‘Middletown’ Review: A ‘90s High School Class Uncovers a Conspiracy in an Engaging Doc That Lacks Edge


An engaging documentary about the merit and mechanics of its own form, “Middletown” is set deep in the slacker era of 1991, when, in a small town in upstate New York, a vanguarding high school teacher oversees a student project that uncovers a local government conspiracy. Built mostly of camcorder archival footage from a Middletown high school audiovisual class, this often winning, occasionally rudderless film follows the students as they work together to investigate toxic waste being dumped in a nearby landfill. Worse still, the landfill was situated atop a major regional aquifer, suggesting that much of the district’s drinking water was harmfully contaminated.

The documentary was directed by Amanda McBaine and Jesse Moss, the filmmaking duo behind the popular documentary mini-franchise “Boys State” (2020) and “Girls State” (2024). But the observational mode of those films is complemented here by a mountain of pristinely archived camcorder footage originally captured by the former Middletown students. McBaine and Moss anchor the grainy dailies with some reenacted sequences, as well as talking-head interviews with the now-adult classmates.

The hero of “Middletown” is Fred Isseks, a warm but idiosyncratic high school teacher who, in the early 1990s, was granted permission by the school to conceive of an audiovisual course. He named it Electronic English. The class, the film shows, was an experimental free-for-all. Students learned how to use equipment on the fly while shooting makeshift rap music videos or turning their lenses on friends as they goofed around.

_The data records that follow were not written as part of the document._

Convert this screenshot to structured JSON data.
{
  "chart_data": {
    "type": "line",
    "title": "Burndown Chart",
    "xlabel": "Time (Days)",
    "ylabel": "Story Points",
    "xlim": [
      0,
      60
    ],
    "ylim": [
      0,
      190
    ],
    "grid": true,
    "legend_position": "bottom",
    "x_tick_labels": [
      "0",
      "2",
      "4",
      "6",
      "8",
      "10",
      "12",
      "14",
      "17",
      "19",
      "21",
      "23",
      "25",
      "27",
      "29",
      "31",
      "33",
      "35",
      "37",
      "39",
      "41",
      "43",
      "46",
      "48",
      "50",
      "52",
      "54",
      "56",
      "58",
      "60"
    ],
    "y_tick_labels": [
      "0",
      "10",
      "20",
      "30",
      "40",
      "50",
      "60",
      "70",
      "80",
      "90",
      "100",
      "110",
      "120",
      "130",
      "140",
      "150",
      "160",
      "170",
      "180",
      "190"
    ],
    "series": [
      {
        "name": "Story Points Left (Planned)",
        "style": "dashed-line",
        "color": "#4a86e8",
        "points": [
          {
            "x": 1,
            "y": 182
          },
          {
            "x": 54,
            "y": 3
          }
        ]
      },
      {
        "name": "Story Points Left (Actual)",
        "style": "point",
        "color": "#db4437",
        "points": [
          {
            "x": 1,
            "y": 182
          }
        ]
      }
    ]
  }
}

Because of its looseness, the course became a haven for unfocused or purposeless teenagers. Isseks even targeted some of the more adrift ones specifically and suggested they sign up. It was that rare adolescent venue where everyone from the shirkers to the jocks to the pleasure-seekers could bask in the promise of a novel technology. Some of Isseks’s more engaged students even became acolytes of a sort, enrolling in as many courses as he offered and standing by him while the other teachers rolled their eyes at his antics.

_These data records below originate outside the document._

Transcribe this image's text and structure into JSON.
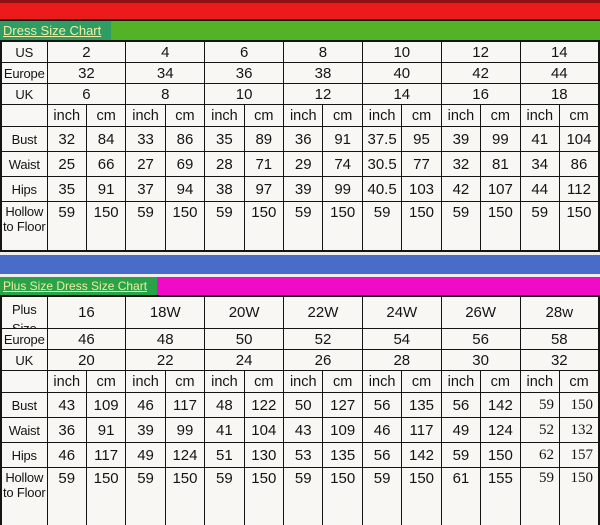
{
  "standard_chart": {
    "title": "Dress Size Chart",
    "data_columns": 14,
    "rows": [
      {
        "label": "US",
        "cls": "size-row",
        "span": 2,
        "cells": [
          "2",
          "4",
          "6",
          "8",
          "10",
          "12",
          "14"
        ]
      },
      {
        "label": "Europe",
        "cls": "size-row",
        "span": 2,
        "cells": [
          "32",
          "34",
          "36",
          "38",
          "40",
          "42",
          "44"
        ]
      },
      {
        "label": "UK",
        "cls": "size-row",
        "span": 2,
        "cells": [
          "6",
          "8",
          "10",
          "12",
          "14",
          "16",
          "18"
        ]
      },
      {
        "label": "",
        "cls": "unit-row",
        "cells": [
          "inch",
          "cm",
          "inch",
          "cm",
          "inch",
          "cm",
          "inch",
          "cm",
          "inch",
          "cm",
          "inch",
          "cm",
          "inch",
          "cm"
        ]
      },
      {
        "label": "Bust",
        "cls": "measure-row",
        "cells": [
          "32",
          "84",
          "33",
          "86",
          "35",
          "89",
          "36",
          "91",
          "37.5",
          "95",
          "39",
          "99",
          "41",
          "104"
        ]
      },
      {
        "label": "Waist",
        "cls": "measure-row",
        "cells": [
          "25",
          "66",
          "27",
          "69",
          "28",
          "71",
          "29",
          "74",
          "30.5",
          "77",
          "32",
          "81",
          "34",
          "86"
        ]
      },
      {
        "label": "Hips",
        "cls": "measure-row",
        "cells": [
          "35",
          "91",
          "37",
          "94",
          "38",
          "97",
          "39",
          "99",
          "40.5",
          "103",
          "42",
          "107",
          "44",
          "112"
        ]
      },
      {
        "label": "Hollow to Floor",
        "cls": "hollow-row",
        "cells": [
          "59",
          "150",
          "59",
          "150",
          "59",
          "150",
          "59",
          "150",
          "59",
          "150",
          "59",
          "150",
          "59",
          "150"
        ]
      }
    ]
  },
  "plus_chart": {
    "title": "Plus Size Dress Size Chart",
    "data_columns": 14,
    "rows": [
      {
        "label": "Plus Size",
        "label_cls": "clip2",
        "cls": "plus-size-row",
        "span": 2,
        "cells": [
          "16",
          "18W",
          "20W",
          "22W",
          "24W",
          "26W",
          "28w"
        ]
      },
      {
        "label": "Europe",
        "cls": "size-row",
        "span": 2,
        "cells": [
          "46",
          "48",
          "50",
          "52",
          "54",
          "56",
          "58"
        ]
      },
      {
        "label": "UK",
        "cls": "size-row",
        "span": 2,
        "cells": [
          "20",
          "22",
          "24",
          "26",
          "28",
          "30",
          "32"
        ]
      },
      {
        "label": "",
        "cls": "unit-row",
        "cells": [
          "inch",
          "cm",
          "inch",
          "cm",
          "inch",
          "cm",
          "inch",
          "cm",
          "inch",
          "cm",
          "inch",
          "cm",
          "inch",
          "cm"
        ]
      },
      {
        "label": "Bust",
        "cls": "measure-row",
        "tail_cls": "serif",
        "cells": [
          "43",
          "109",
          "46",
          "117",
          "48",
          "122",
          "50",
          "127",
          "56",
          "135",
          "56",
          "142",
          "59",
          "150"
        ]
      },
      {
        "label": "Waist",
        "cls": "measure-row",
        "tail_cls": "serif",
        "cells": [
          "36",
          "91",
          "39",
          "99",
          "41",
          "104",
          "43",
          "109",
          "46",
          "117",
          "49",
          "124",
          "52",
          "132"
        ]
      },
      {
        "label": "Hips",
        "cls": "measure-row",
        "tail_cls": "serif",
        "cells": [
          "46",
          "117",
          "49",
          "124",
          "51",
          "130",
          "53",
          "135",
          "56",
          "142",
          "59",
          "150",
          "62",
          "157"
        ]
      },
      {
        "label": "Hollow to Floor",
        "cls": "hollow-row hollow2",
        "tail_cls": "serif bottom",
        "cells": [
          "59",
          "150",
          "59",
          "150",
          "59",
          "150",
          "59",
          "150",
          "59",
          "150",
          "61",
          "155",
          "59",
          "150"
        ]
      }
    ]
  },
  "colors": {
    "top_banner_red": "#ec1b1b",
    "title_bar_green": "#54b226",
    "title_box_teal": "#2e9c63",
    "divider_blue": "#4a6cc9",
    "plus_title_bar_magenta": "#f00cc6",
    "plus_title_box_green": "#2aa24a",
    "title_text_yellow": "#f0eea2",
    "table_background": "#f8f7f3",
    "border_black": "#141414"
  },
  "chart_data": [
    {
      "type": "table",
      "title": "Dress Size Chart",
      "size_systems": {
        "US": [
          "2",
          "4",
          "6",
          "8",
          "10",
          "12",
          "14"
        ],
        "Europe": [
          "32",
          "34",
          "36",
          "38",
          "40",
          "42",
          "44"
        ],
        "UK": [
          "6",
          "8",
          "10",
          "12",
          "14",
          "16",
          "18"
        ]
      },
      "units": [
        "inch",
        "cm"
      ],
      "measurements": {
        "Bust": {
          "inch": [
            32,
            33,
            35,
            36,
            37.5,
            39,
            41
          ],
          "cm": [
            84,
            86,
            89,
            91,
            95,
            99,
            104
          ]
        },
        "Waist": {
          "inch": [
            25,
            27,
            28,
            29,
            30.5,
            32,
            34
          ],
          "cm": [
            66,
            69,
            71,
            74,
            77,
            81,
            86
          ]
        },
        "Hips": {
          "inch": [
            35,
            37,
            38,
            39,
            40.5,
            42,
            44
          ],
          "cm": [
            91,
            94,
            97,
            99,
            103,
            107,
            112
          ]
        },
        "Hollow to Floor": {
          "inch": [
            59,
            59,
            59,
            59,
            59,
            59,
            59
          ],
          "cm": [
            150,
            150,
            150,
            150,
            150,
            150,
            150
          ]
        }
      }
    },
    {
      "type": "table",
      "title": "Plus Size Dress Size Chart",
      "size_systems": {
        "Plus Size": [
          "16",
          "18W",
          "20W",
          "22W",
          "24W",
          "26W",
          "28w"
        ],
        "Europe": [
          "46",
          "48",
          "50",
          "52",
          "54",
          "56",
          "58"
        ],
        "UK": [
          "20",
          "22",
          "24",
          "26",
          "28",
          "30",
          "32"
        ]
      },
      "units": [
        "inch",
        "cm"
      ],
      "measurements": {
        "Bust": {
          "inch": [
            43,
            46,
            48,
            50,
            56,
            56,
            59
          ],
          "cm": [
            109,
            117,
            122,
            127,
            135,
            142,
            150
          ]
        },
        "Waist": {
          "inch": [
            36,
            39,
            41,
            43,
            46,
            49,
            52
          ],
          "cm": [
            91,
            99,
            104,
            109,
            117,
            124,
            132
          ]
        },
        "Hips": {
          "inch": [
            46,
            49,
            51,
            53,
            56,
            59,
            62
          ],
          "cm": [
            117,
            124,
            130,
            135,
            142,
            150,
            157
          ]
        },
        "Hollow to Floor": {
          "inch": [
            59,
            59,
            59,
            59,
            59,
            61,
            59
          ],
          "cm": [
            150,
            150,
            150,
            150,
            150,
            155,
            150
          ]
        }
      }
    }
  ]
}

These were the kids who ended up on a special Isseks assignment: the investigation of the local landfill. In a contemporary interview with Isseks, we learn that he was tipped off to the toxic waste dumping at the time by a farmer, who agreed to be interviewed by Isseks and his class for a haphazard student documentary. The ensuing project, all of the participants acknowledge, was no Laura Poitras joint. Even Isseks was only trained as an English teacher, and although he tries to put on his investigative journalist hat on several occasions, his skills are rudimentary at best. But in granting the kids a space to develop their curiosities and investigative spirit, Isseks accomplished something valuable: He helped them care about the world around them and appreciate their capacity to shape it for the better.

Charismatic male mentors are a cinematic sacred cow, and there is a banality in hearing Isseks’s former underlings pile unconditional praise on him. More engaging is the trove of archival material, particularly the clips that feature Isseks schooling his students in the documentary form. In what was once essentially outtake footage, we see the teacher and classmates embarking on reporting excursions in which Isseks will gently remind the students to capture establishing shots, zoom in on evidence or compose certain shots for maximum effect. There is a Brechtian sort of satisfaction in watching Isseks discuss cinematic vocabulary within a documentary that employs that very language.

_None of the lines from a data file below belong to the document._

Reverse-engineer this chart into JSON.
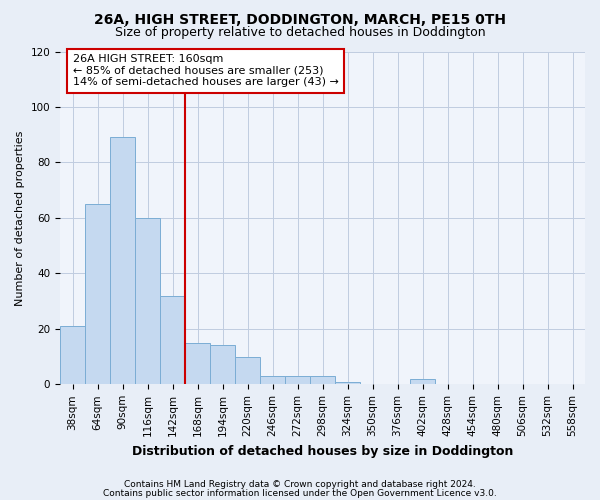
{
  "title1": "26A, HIGH STREET, DODDINGTON, MARCH, PE15 0TH",
  "title2": "Size of property relative to detached houses in Doddington",
  "xlabel": "Distribution of detached houses by size in Doddington",
  "ylabel": "Number of detached properties",
  "categories": [
    "38sqm",
    "64sqm",
    "90sqm",
    "116sqm",
    "142sqm",
    "168sqm",
    "194sqm",
    "220sqm",
    "246sqm",
    "272sqm",
    "298sqm",
    "324sqm",
    "350sqm",
    "376sqm",
    "402sqm",
    "428sqm",
    "454sqm",
    "480sqm",
    "506sqm",
    "532sqm",
    "558sqm"
  ],
  "values": [
    21,
    65,
    89,
    60,
    32,
    15,
    14,
    10,
    3,
    3,
    3,
    1,
    0,
    0,
    2,
    0,
    0,
    0,
    0,
    0,
    0
  ],
  "bar_color": "#c5d9f0",
  "bar_edge_color": "#7badd4",
  "vline_color": "#cc0000",
  "ylim": [
    0,
    120
  ],
  "yticks": [
    0,
    20,
    40,
    60,
    80,
    100,
    120
  ],
  "annotation_text": "26A HIGH STREET: 160sqm\n← 85% of detached houses are smaller (253)\n14% of semi-detached houses are larger (43) →",
  "annotation_box_color": "white",
  "annotation_box_edge_color": "#cc0000",
  "footer1": "Contains HM Land Registry data © Crown copyright and database right 2024.",
  "footer2": "Contains public sector information licensed under the Open Government Licence v3.0.",
  "fig_facecolor": "#e8eef7",
  "plot_facecolor": "#f0f4fb",
  "grid_color": "#c0cce0",
  "title1_fontsize": 10,
  "title2_fontsize": 9,
  "xlabel_fontsize": 9,
  "ylabel_fontsize": 8,
  "tick_fontsize": 7.5,
  "footer_fontsize": 6.5,
  "ann_fontsize": 8
}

“Middletown” loses steam about three-quarters of the way through its running time, when the ostensible reveal — if you can call thirty-years-old news a reveal — feels like an anticlimax against the grand scheme of history. But perhaps McBaine and Moss framed the events that way deliberately. At the end of the day, this is a story about inspiration and individual growth, with the landfill exposé simply being the formative experience through which these once-diffident kids were able to bloom.

McBaine and Moss try to lean into the letdown by showing how, even after the students’ revelation became short-lived national news, there’s nothing for the group to do other than graduate from high school and go on with their rest of their lives. But if earlier segments of “Middletown” suggest that we’re building to something revelatory, the latter half feels a bit like a train that chugs on aimlessly after passing its destination. It’s a pleasant ride. It just lacks a little edge.

Grade: B

“Middletown” premiered at the 2025 Sundance Film Festival. It is currently seeking U.S. distribution.